The very last Victoria Cross awarded to a soldier in the European theatre of World War II was to Edward Colquhoun Charlton of the Irish Guards for actions on the 21st April 1945. Charlton was born on 15th June 1920 and had lived at 12 Basford Road, Old Trafford in Manchester


On the morning of 21st April 1945, Guardsman Charlton was co-driver in one tank of a troop, which, with a platoon of infantry seized the village of Wistedt. Shortly afterwards, the enemey attacked this position under cover of an artillery concentration and in great strength, comprising as it later transpired a battalion of the 15th Panzer Grenadiers supported by six self-propelled guns. All the tanks, including Guardsman Charlton's, were hit, the infantry were hard pressed and in danger of being over-run. Thereupon, entirely on his own initiative, Guardsman Charlton decided to counter-attack the enemy. Quickly recovering the Browning from his damaged tank, he advanced up the road and in full view of the enemy, fired the Browning from his hip. Such was the boldness of his attack and the intensity of his fire that he halted the leading enemy company, inflicting heavy casualties on them. This effort at the same time brought much needed relief to our own infantry.
For ten minutes Guardsman Charlton fired in this manner until wounded in the left arm. Immediately, despite intense enemy fire, he mounted his machine-gun on a nearby fence which he used to support his wounded left arm. He stood firing thus for a further ten minutes until he was again hit in the left arm, which fell away shattered and useless. Although twice wounded and suffering from loss of blood, Guardsman Charlton again lifted his machine-gun on to the fence, now having only one arm with which to fire and reload. Nevertheless, he still continued to inflict casualties on the enemy until finally he was hit for the third time and collapsed. He died later in enemy hands. The heroism and determination of this Guardsman in his self-imposed task were beyond all praise. Even his German captors were amazed at his valour. Guardsman Charlton's courageous and self-sacrificing action not only inflicted extemely heavy casualties on the enemy and retrieved his comrades from a desperate situation, he also enabled the position to be speedily recaptured.

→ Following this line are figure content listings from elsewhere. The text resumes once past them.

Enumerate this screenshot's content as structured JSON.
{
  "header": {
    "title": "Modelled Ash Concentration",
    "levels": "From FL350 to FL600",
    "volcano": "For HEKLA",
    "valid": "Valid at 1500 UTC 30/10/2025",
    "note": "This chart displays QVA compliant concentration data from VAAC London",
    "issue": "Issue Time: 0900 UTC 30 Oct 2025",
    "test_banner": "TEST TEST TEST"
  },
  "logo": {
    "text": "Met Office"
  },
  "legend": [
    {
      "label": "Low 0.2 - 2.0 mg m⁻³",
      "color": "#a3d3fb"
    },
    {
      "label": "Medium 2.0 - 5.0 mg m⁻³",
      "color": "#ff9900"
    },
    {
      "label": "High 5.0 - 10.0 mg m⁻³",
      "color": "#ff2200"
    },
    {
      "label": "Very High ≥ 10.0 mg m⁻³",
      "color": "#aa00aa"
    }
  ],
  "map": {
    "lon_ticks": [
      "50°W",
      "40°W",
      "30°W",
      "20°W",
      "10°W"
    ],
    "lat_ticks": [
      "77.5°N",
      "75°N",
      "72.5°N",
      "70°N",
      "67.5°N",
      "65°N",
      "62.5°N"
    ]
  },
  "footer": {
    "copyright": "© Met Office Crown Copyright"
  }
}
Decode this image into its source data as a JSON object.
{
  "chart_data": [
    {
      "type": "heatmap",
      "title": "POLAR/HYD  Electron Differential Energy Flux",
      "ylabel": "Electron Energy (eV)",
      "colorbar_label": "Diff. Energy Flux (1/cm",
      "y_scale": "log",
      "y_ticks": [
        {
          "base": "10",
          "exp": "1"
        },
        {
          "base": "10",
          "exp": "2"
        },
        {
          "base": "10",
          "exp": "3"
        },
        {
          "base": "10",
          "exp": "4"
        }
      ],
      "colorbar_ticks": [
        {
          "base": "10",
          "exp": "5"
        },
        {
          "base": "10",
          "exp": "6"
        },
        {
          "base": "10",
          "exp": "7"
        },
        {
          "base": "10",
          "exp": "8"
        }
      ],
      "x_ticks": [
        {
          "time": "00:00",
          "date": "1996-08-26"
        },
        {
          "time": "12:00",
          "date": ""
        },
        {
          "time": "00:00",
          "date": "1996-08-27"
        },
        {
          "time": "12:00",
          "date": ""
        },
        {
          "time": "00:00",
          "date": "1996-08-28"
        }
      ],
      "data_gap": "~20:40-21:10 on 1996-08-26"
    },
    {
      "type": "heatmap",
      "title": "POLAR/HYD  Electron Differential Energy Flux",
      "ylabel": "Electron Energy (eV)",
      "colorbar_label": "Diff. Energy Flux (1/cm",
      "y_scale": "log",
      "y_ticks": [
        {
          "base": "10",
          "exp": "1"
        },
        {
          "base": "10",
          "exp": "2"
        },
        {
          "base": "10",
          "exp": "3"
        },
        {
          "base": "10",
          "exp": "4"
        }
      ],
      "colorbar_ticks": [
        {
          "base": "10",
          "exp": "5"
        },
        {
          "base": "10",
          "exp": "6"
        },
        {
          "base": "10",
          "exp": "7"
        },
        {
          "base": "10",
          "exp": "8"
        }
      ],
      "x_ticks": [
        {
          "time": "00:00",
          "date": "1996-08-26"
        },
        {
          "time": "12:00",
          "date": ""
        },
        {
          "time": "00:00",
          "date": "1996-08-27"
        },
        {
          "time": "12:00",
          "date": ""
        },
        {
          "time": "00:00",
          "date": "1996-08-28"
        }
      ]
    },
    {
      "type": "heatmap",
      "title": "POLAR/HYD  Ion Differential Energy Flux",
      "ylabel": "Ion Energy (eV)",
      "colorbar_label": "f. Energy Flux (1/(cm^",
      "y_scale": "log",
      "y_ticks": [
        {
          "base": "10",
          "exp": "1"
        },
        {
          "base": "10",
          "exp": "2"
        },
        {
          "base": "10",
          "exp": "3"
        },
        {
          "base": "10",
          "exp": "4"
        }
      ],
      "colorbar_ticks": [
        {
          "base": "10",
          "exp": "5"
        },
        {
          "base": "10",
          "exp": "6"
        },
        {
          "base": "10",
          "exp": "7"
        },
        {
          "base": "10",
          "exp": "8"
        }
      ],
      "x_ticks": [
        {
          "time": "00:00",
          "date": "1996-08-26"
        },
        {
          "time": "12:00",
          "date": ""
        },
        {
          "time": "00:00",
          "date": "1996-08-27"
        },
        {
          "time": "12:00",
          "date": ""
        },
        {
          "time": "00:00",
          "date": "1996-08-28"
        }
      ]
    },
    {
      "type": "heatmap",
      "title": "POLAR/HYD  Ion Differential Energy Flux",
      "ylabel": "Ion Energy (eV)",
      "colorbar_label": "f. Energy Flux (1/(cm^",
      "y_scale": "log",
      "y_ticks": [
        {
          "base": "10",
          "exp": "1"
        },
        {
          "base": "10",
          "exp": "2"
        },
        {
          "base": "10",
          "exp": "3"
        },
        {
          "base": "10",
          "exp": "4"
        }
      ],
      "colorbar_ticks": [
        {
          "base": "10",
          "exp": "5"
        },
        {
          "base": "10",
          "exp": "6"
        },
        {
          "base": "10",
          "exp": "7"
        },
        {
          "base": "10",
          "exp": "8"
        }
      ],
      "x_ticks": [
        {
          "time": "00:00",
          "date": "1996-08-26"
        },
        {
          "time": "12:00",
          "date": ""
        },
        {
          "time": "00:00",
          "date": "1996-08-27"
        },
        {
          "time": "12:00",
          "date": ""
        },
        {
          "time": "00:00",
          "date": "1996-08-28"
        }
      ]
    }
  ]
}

Charlton was not mentioned in the battalion's war diary because apart from the troop commander all the tank commanders had been either captured or kllled and most other witnesses close to the site of Charlton's exploit were also captured. The Germans who made them prisoner were sailors who had been based on the Kiel Canal. The first indication of the extent of Charlton's bravery came to light when several guardsmen taken prisoner were released from POW camps on 28 April 1945 and confirmation of his death came when his grave was discovered after the war.


When Sergeant Jim Connolly, one of Charlton's comrades, was released from the POW camp he reported Charlton's gallantry to a staff liaison officer, repeating what a German officer had told him after Charlton's capture. His daring and bravery had astonished the enemy. Back in Britain, Connolly made a further report to the OC Guards Depot at Tring and for good measure repeated it to Captain Parker at No. 9 RAOC Company at Thetford.


A condition of the award is that an exploit must have been witnessed by at least two other individuals. Proof of Charlton's exploit was found in accounts taken from German prisoners of war who spoke of a lone guardsman who stood in front of three burning tanks and held up a battalion of German infantry, obviously buying time for his comrades to reorganise themselves. Gradually the full story of Charlton's valour came out and was recognised. His VC was gazetted in what was to be the final wartime honours list, on 2nd May 1946.


Guardsman Edward Charlton is buried in the Commonwealth War Graves Commission Cemetery at Soltau, Germany, close to the grave of Captain Ian Liddell VC. On 28th May 1946, at the opening of the Household Brigade War Memorial Cloister at the Guards Chapel, Wellington Barracks, London, Charlton's mother presented his VC to the Irish Guards for permanent safekeeping.